Our path mounted to the top of the Noṣairiyyeh hills and followed along the crests, a rocky and beautiful track. The hills were extremely steep, and bare of all but grass and flowers except that here and there, on the highest summits, there was a group of big oaks with a white-domed Noṣairi mazār shining through their bare boughs. The Noṣairis have neither mosque nor church, but on every mountain top they build a shrine that marks a burial-ground. These high-throned dead, though they have left the world of men, have not ceased from their good offices, for they are the protectors of the trees rooted among their bones, trees which, alone among their kind, are allowed to grow untouched.
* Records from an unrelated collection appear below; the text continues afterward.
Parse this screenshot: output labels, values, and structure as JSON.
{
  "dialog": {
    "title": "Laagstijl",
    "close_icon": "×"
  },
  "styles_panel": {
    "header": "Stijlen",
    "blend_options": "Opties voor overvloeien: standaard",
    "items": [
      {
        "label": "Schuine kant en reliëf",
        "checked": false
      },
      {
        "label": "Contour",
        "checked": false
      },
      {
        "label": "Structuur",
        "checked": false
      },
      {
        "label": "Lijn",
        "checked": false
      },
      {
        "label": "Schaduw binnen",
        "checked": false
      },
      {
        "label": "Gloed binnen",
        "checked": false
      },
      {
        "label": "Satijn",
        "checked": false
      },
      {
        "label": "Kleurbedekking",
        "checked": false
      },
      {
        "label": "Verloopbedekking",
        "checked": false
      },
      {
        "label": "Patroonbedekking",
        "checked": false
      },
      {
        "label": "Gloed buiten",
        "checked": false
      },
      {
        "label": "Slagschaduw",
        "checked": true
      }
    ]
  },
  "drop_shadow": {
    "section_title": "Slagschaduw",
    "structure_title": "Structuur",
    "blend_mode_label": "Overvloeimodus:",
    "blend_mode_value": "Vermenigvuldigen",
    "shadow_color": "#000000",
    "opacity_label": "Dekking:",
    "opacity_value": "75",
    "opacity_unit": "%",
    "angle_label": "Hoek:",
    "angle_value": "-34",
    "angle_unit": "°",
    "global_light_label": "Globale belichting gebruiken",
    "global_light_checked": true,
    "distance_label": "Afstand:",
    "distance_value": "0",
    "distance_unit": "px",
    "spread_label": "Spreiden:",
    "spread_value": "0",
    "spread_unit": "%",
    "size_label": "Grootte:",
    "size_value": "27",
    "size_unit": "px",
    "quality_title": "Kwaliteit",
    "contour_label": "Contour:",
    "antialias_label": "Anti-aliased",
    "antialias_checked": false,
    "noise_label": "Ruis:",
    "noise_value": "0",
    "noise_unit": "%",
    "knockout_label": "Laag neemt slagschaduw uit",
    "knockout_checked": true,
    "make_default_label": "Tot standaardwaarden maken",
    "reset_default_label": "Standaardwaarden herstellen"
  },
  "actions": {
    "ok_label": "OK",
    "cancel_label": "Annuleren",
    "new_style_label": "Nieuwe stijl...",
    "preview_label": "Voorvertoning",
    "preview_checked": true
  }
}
Ḥuṣn es Suleimān lies at the head of a valley high up in the mountains. A clear spring breaks from under its walls and flows found a natural platform of green turf, on which we pitched our tents. The hills rise in an amphitheatre behind the temple, the valley drops below it, and the gods to whom it was dedicated enjoy in solitude the ruined loveliness of their shrine. The walls round the temenos are overgrown with ivy, and violets bloom in the crevices. Four doorways lead into the court, in the centre of which stand the ruins of the temple, while a little to the south of the cella are the foundations of an altar, bearing in fine Greek letters a dedication that recounts how a centurion called Decimus of the Flavian (?) Legion, with his two sons and his daughter, raised an altar of brass to the god of Baitocaicē and placed it upon a platform of masonry in the year 444. The date is of the Seleucid era and corresponds to A.D. 132. It is regrettable that Decimus did not see fit to mention the name of the god, which remains undetermined in all the inscriptions. The northern gateway is a triple door, lying opposite to a second rectangular enclosure, which contains a small temple in antis at the south-east corner, and the apse of a sanctuary in the northern wall. This last sheltered perhaps the statue of the unknown god, for there are steps leading up to it and the bases of columns on either side. As at Ba'albek, the Christians sanctified the spot by the building of a church, which lay across the second enclosure at right angles to the northern sanctuary. The masonry of the outer walls of both courts is very massive, the stones being sometimes six or eight feet long. The decoration is much more austere than that of Ba'albek, but certain details so intimately recall the latter that I am tempted to conjecture that the same architect may have been employed at both places, and that it was he who cut on the under side of the architraves of Baitocaicē the eagles and cherubs that he had used to adorn the architrave of the Temple of Jupiter. The peasants say that there are deep vaults below both temple and court. The site must be well worthy of careful excavation, though no additional knowledge will enhance the beauty of the great shrine in the hills.

THE TEMPLE AT ḤUṢN ES SULEIMĀN

The Ḳāimaḳām had not fallen short of his word. Holocausts of sheep and hens had been offered up for us, and after my friends and I had feasted, the soldiers and the muleteers made merry in their turn. The camp fires blazed brightly in the clear sharp mountain air, the sky was alive with stars, the brook gurgled over the stones; and the rest was silence, for Kurt was lost. Somewhere among the hills he had strayed away, and he was gone never to return. I mourned his loss, but slept the more peacefully for it ever after.